Cette évolution touche des profils divers, souvent précaires ou éloignés de l’emploi. Pour ces personnes, l’urgence est double : retrouver un revenu et se réinsérer professionnellement dans un marché du travail de plus en plus exigeant.
Le Forem en première ligne
Face à cet afflux, le Forem, opérateur public de l’emploi en Wallonie, a renforcé son dispositif d’accueil. Selon sa porte-parole Sophie Hustin, des moyens supplémentaires ont été mobilisés pour fluidifier la prise en charge, sans dégrader la qualité de l’accompagnement, rapporte RTL Info.
Les équipes de première ligne doivent gérer des situations complexes, marquées par l’inquiétude, voire la détresse. L’accompagnement ne se limite plus à la mise à jour d’un CV : il faut stabiliser émotionnellement, puis orienter vers des solutions concrètes.
Une offre de formation élargie
Pour répondre à la diversité des profils, le Forem propose désormais plus de 5 500 formations. Celles-ci sont accessibles via le réseau interne ou en partenariat avec d’autres opérateurs. L’objectif est d’adapter rapidement les compétences aux besoins du marché local.

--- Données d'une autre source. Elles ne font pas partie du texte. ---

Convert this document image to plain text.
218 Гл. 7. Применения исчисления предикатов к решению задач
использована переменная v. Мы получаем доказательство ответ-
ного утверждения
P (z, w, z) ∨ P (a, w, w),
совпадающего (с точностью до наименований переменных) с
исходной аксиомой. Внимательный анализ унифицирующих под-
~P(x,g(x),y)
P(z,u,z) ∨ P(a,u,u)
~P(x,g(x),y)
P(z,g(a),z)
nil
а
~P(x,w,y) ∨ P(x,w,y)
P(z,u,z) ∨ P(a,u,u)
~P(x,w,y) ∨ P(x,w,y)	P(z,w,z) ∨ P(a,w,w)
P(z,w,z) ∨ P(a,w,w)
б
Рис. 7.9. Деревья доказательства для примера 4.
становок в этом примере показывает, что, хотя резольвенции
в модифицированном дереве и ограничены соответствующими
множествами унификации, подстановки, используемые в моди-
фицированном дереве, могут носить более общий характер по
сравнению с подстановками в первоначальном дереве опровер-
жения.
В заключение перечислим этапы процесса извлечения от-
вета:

L’accent est mis sur les métiers en tension et les compétences transversales, afin de maximiser les chances de réinsertion. Cet accompagnement est jugé essentiel pour les personnes peu qualifiées, souvent les plus vulnérables à l’exclusion durable.

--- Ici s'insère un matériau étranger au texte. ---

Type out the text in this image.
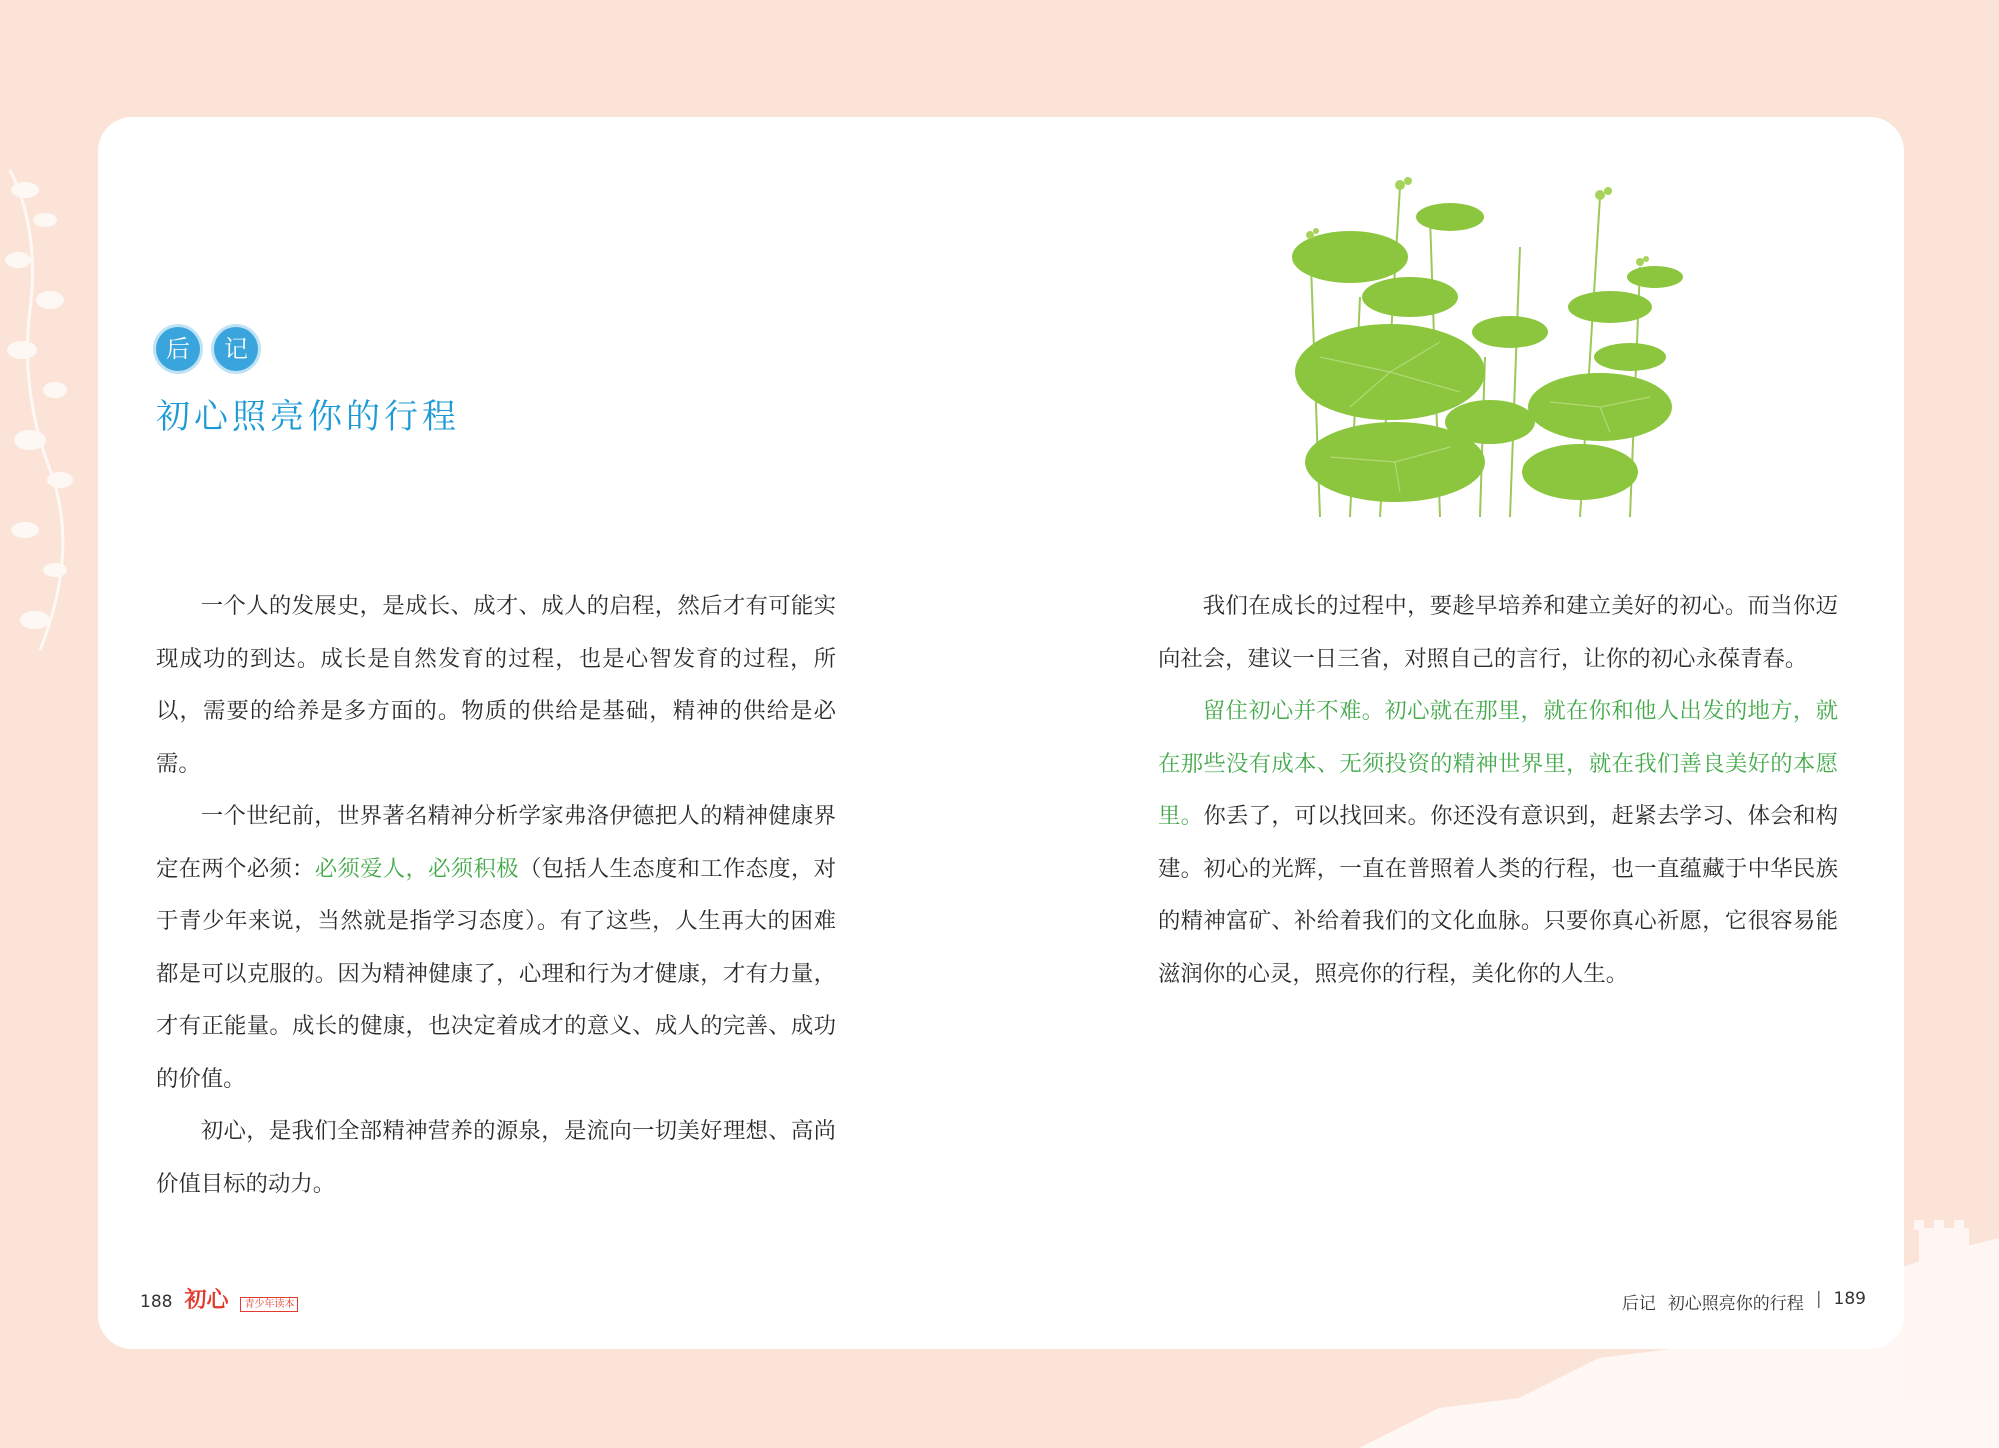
后	记
初心照亮你的行程

一个人的发展史，是成长、成才、成人的启程，然后才有可能实现成功的到达。成长是自然发育的过程，也是心智发育的过程，所以，需要的给养是多方面的。物质的供给是基础，精神的供给是必需。

一个世纪前，世界著名精神分析学家弗洛伊德把人的精神健康界定在两个必须：必须爱人，必须积极（包括人生态度和工作态度，对于青少年来说，当然就是指学习态度）。有了这些，人生再大的困难都是可以克服的。因为精神健康了，心理和行为才健康，才有力量，才有正能量。成长的健康，也决定着成才的意义、成人的完善、成功的价值。

初心，是我们全部精神营养的源泉，是流向一切美好理想、高尚价值目标的动力。

我们在成长的过程中，要趁早培养和建立美好的初心。而当你迈向社会，建议一日三省，对照自己的言行，让你的初心永葆青春。

留住初心并不难。初心就在那里，就在你和他人出发的地方，就在那些没有成本、无须投资的精神世界里，就在我们善良美好的本愿里。你丢了，可以找回来。你还没有意识到，赶紧去学习、体会和构建。初心的光辉，一直在普照着人类的行程，也一直蕴藏于中华民族的精神富矿、补给着我们的文化血脉。只要你真心祈愿，它很容易能滋润你的心灵，照亮你的行程，美化你的人生。

188 初心	青少年读本	后记 初心照亮你的行程 | 189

Un pic des personnes exclues du chômage attendu en février
Depuis l’été 2025, les inscriptions augmentent progressivement. Mais selon les prévisions du Forem, le mois de février marquera un point critique, avec un afflux massif de personnes exclues du chômage.
L’institution dispose actuellement de 1 200 conseillers répartis sur 200 sites. Reste à savoir si ce maillage suffira à absorber la pression, alors que les enjeux sociaux liés à cette réforme dépassent largement le seul champ de l’emploi.